Don’t you just hate those bankers? They’re the parasites of our society, the folks who get bailed out by the government and then pay themselves massive bonuses. Aren’t they?

Well it’s not quite as simple as that. True, the banking world has played a big part in the mess we’re in by its reckless lending and paying out of obscene bonuses. And of course it’s galling when banks that were bailed out with public money are found to be still paying big bonuses just a few months after receiving state help.

But there’s a simple truth in all this – if bashing the banks were straight forward, you can be sure the government would have done it long ago.

The problem is that taxes from banking make such a sizeable contribution to the money governments have to spend – one estimate I read put it at 12 per cent – that if we bash the banks, we will find there’s less money available for many of the things we take for granted that the state currently funds.
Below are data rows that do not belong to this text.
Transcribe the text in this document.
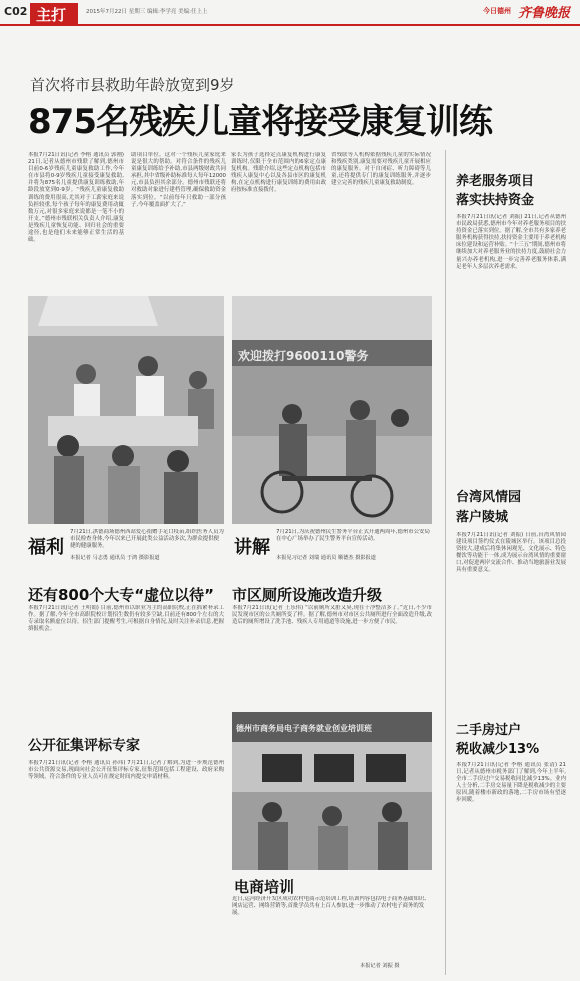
C02 主打	2015年7月22日 星期三 编辑:李学亮 美编:任上上	今日德州 齐鲁晚报
首次将市县救助年龄放宽到9岁
875名残疾儿童将接受康复训练
本报7月21日讯(记者 李榕 通讯员 郭刚) 21日,记者从德州市残联了解到,德州市目前0-6岁残疾儿童康复救助工作,今年在市县将0-9岁残疾儿童接受康复救助,并将为875名儿童提供康复训练救助,年龄段放宽到0-9岁。“残疾儿童康复救助训练的费用很高,尤其对于工薪家庭来说负担较重,每个孩子每年的康复费用动辄数万元,对很多家庭来说都是一笔不小的开支。”德州市残联相关负责人介绍,康复是残疾儿童恢复功能、回归社会的重要途径,也是他们未来能够正常生活的基础。
助项目单位。这对一个残疾儿童家庭来说是很大的帮助。对符合条件的残疾儿童康复训练给予补助,市县两级财政共同承担,其中省级补助标准每人每年12000元,市县负担其余部分。德州市残联还将对救助对象进行建档管理,确保救助资金落实到位。“以前每年只救助一部分孩子,今年覆盖面扩大了,”
家长为孩子选择定点康复机构进行康复训练时,仅限于全市范围内的6家定点康复机构。残联介绍,这些定点机构包括市残疾人康复中心以及各县市区的康复机构,在定点机构进行康复训练的费用由政府按标准直接拨付。
省残联等人机构依据残疾儿童的实际情况和残疾类别,康复需要对残疾儿童开展相应的康复服务。对于自闭症、听力障碍等儿童,还将提供专门的康复训练服务,并逐步建立完善的残疾儿童康复救助制度。	养老服务项目
落实扶持资金
本报7月21日讯(记者 刘振) 21日,记者从德州市民政局获悉,德州市今年对养老服务项目的扶持资金已落实到位。据了解,全市共有多家养老服务机构获得扶持,扶持资金主要用于养老机构床位建设和运营补贴。“十三五”期间,德州市将继续加大对养老服务业的扶持力度,鼓励社会力量兴办养老机构,进一步完善养老服务体系,满足老年人多层次养老需求。
台湾风情园
落户陵城
本报7月21日讯(记者 刘振) 日前,台湾风情园建设项目签约仪式在陵城区举行。该项目总投资较大,建成后将集休闲观光、文化展示、特色餐饮等功能于一体,成为展示台湾风情的重要窗口,对促进两岸交流合作、推动当地旅游业发展具有重要意义。
二手房过户
税收减少13%
本报7月21日讯(记者 李榕 通讯员 张清) 21日,记者从德州市税务部门了解到,今年上半年,全市二手房过户交易税收同比减少13%。业内人士分析,二手房交易量下降是税收减少的主要原因,随着楼市新政的落地,二手房市场有望逐步回暖。
福利
7月21日,淇德商场德州西站爱心捐赠手足口疫苗,组织医务人员为市民检查身体,今年以来已开展此类公益活动多次,为群众提供便捷的健康服务。
本报记者 马志勇 通讯员 于鸿 摄影报道
欢迎拨打9600110警务
讲解
7月21日,为庆祝德州民生警务平台正式开通两周年,德州市公安局在中心广场举办了民生警务平台宣传活动。
本报见习记者 刘瑞 通讯员 顺德杰 摄影报道
还有800个大专“虚位以待”
本报7月21日讯(记者 王明娟) 目前,德州市以职业为主的高职院校,正在抓紧补录工作。据了解,今年全市高职院校计划招生数仍有较多空缺,目前还有800个左右的大专录取名额虚位以待。招生部门提醒考生,可根据自身情况,及时关注补录信息,把握填报机会。
市区厕所设施改造升级
本报7月21日讯(记者 王乐伟) “以前厕所又脏又臭,现在干净整洁多了。”近日,不少市民发现市区的公共厕所变了样。据了解,德州市对市区公共厕所进行全面改造升级,改造后的厕所增设了洗手池、残疾人专用通道等设施,进一步方便了市民。
公开征集评标专家
本报7月21日讯(记者 李榕 通讯员 孙玮) 7月21日,记者了解到,为进一步规范德州市公共资源交易,现面向社会公开征集评标专家,征集范围包括工程建设、政府采购等领域。符合条件的专业人员可在规定时间内提交申请材料。
德州市商务局电子商务就业创业培训班
电商培训
近日,运河经济开发区成功农村电商示范培训工程,培训内容包括电子商务基础知识、网店运营、网络营销等,首批学员共有上百人参加,进一步推动了农村电子商务的发展。
本报记者 刘振 摄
So how do we get round the problem? The task is to find a solution that keeps the banks contributing to the economy without them enjoying a position where they effectively hold the government to ransom.

Labour’s approach has been to introduce a tax on bonuses. That sounds all very reasonable, except it doesn’t work as there are so many ways round it.

We’re not exactly sure what the Conservatives would do if they got into government. I can understand David Cameron keeping his cards close to his chest, but it does mean he’s asking voters to take a leap of faith in supporting his party, and given the close links between Conservatives and bankers, I have no confidence that any action a Tory government would take would amount to more than tokenism.

The Lib Dem approach is to concentrate on taxing bank profits, not bank bonuses. That way the overall operations of a bank get taxed rather than just bonuses. Apart from being fairer, it would have the additional benefit that we’d avoid discriminating against people working at the lower end of the banking industry who get a large part of their modest pay in bonuses.

We have other finance policies too that are relevant to the bank issue, such as breaking up the banks that are in state ownership so they don’t become massive units that can’t respond to changing conditions; insisting that state ownership should mean an obligation to lend to solid British companies; and closing tax loopholes for the very rich so everyone pays the amount of tax they should be paying.

Despite the understandable public anger, dealing with the banks is a balancing act. What the Liberal Democrats have is a policy that aims to build a banking system of the future that is viable for the country as well as the banks themselves. That is more constructive than policies that offer a sop to popular anger, or offer nothing of substance at all.